Based on the schema in Fig.11.8.1. we take input, normalize it but keep the original one, which later we will sum with the output from Multi-head attention later and the same for block with MLP inside.

But in the code from forward method:

def forward(self, X, valid_lens=None):
    X = self.ln1(X)
    return X + self.mlp(self.ln2(
        X + self.attention(X, X, X, valid_lens)))

it looks like in the first line the original input is rewritten with the output from ln1 and then it’s used in later operations.

My gut feeling tells me that it should be something like this:

def forward(self, X, valid_lens=None):
    X_norm = self.ln1(X)
    X = X + self.attention(X_norm, X_norm, X_norm, valid_lens)
    X_norm = self.ln2(X)
    return X + self.mlp(X_norm)

Maybe I am missing something…

I think you are right.
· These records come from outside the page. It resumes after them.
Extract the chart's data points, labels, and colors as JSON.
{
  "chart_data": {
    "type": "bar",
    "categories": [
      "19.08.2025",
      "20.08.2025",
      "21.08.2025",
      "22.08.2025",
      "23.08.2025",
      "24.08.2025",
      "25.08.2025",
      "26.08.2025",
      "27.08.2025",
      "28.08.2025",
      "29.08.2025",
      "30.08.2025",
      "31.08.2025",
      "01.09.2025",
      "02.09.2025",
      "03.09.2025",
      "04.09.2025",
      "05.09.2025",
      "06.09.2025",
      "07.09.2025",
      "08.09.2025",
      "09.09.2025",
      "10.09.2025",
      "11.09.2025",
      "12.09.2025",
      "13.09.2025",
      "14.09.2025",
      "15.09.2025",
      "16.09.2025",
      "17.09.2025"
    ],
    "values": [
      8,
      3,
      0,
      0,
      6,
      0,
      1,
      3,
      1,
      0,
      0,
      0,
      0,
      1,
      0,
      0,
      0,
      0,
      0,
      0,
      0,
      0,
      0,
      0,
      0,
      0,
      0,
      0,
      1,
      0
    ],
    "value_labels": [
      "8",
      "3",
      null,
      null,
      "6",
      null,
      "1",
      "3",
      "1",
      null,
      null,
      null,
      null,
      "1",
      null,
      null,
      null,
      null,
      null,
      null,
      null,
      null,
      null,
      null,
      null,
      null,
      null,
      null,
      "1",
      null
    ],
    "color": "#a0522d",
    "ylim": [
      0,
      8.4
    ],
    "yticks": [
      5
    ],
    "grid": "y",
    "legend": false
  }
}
For me it wouldn’t converge (loss > 2.0, accuracy ~ 0.1), although I had to modify the code for an older torch version.
Then with the fixed forward function it works well, accuracy ~ 0.7 after 10 epochs.

Excuse me, can CNN be added to ViT? How do we modify the codes?

For the record, this issue this fixed.

My solutions to the exs: 11.8

1 Like

The forward pass of vision Transformers below is straightforward. First, input images are fed into an PatchEmbedding instance, whose output is concatenated with the “<cls>” token embedding. They are summed with learnable positional embeddings before dropout. Then the output is fed into the Transformer encoder that stacks num_blks instances of the ViT-Block class. Finally, the representation of the “<cls>” token is projected by the network head.

How could we be certain that what has been learned in these positional embeddings is truly about position?